Boom is for the moment alone in the world in its development. The historic English manufacturer Rolls-Royce said a few months ago that commercial supersonic flight was not its priority. The most confidential company CFM International is on the same wavelength. Its CEO Gaël Méheust assured in October that there was no significant market for this type of engine”.

Despite these two categorical refusals, Boom assures that it will find a manufacturer for its supersonic engine by the end of the year. For aviation analyst Henry Harteveldt, Boom’s bias can lead them to success or mighty failure.

Producing their own aircraft and engine would put them in a monopoly situation, with patents preventing competition from entering the supersonic flight market. The question being whether any clientele will be interested in such a fast aircraft.

Boom has allies

The other big question is based on the technical capabilities of Boom Supersonic to produce such an engine. If there is mistrust in this market, three airlines go against the grain and publicly support the project. Mike Leskinen, president of United Airliness, seems convinced by the idea of ​​a supersonic flight.

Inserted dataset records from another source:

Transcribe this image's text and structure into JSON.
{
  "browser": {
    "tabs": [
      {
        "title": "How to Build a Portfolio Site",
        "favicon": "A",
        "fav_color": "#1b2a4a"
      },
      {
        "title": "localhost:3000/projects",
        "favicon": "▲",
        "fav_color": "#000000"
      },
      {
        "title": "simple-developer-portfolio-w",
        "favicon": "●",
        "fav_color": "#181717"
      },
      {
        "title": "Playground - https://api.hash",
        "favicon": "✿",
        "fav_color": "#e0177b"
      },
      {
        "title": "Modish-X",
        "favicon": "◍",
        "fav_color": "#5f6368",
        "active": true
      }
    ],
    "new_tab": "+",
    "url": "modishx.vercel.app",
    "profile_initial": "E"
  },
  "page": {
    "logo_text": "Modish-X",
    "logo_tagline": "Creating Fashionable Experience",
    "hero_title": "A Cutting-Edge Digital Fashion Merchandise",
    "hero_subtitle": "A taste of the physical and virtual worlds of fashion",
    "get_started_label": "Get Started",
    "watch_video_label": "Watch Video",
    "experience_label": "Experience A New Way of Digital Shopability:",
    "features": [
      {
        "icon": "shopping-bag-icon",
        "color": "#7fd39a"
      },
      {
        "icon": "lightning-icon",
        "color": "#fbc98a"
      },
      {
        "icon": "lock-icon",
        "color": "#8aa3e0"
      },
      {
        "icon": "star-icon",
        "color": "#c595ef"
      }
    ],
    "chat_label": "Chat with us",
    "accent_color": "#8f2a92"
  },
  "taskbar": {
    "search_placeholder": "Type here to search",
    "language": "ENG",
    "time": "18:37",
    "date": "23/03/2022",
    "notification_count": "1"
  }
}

In a press release he declared “to share a common passion for supersonic aviation”. Today Boom Supersonic focuses on transporting business passengers for Atlantic crossings in less than four hours. The Overture should be able to bring between 55 and 80 people per flight.

In addition to this civilian use, the company has support within the US Department of Defense. The creation of a supersonic engine is of interest to the army, which could use it for military purposes in distant theaters of operations. This exit door is not mentioned publicly by Boom Supersonic, but it could allow the company to remain financially stable if the civilian market does not take off.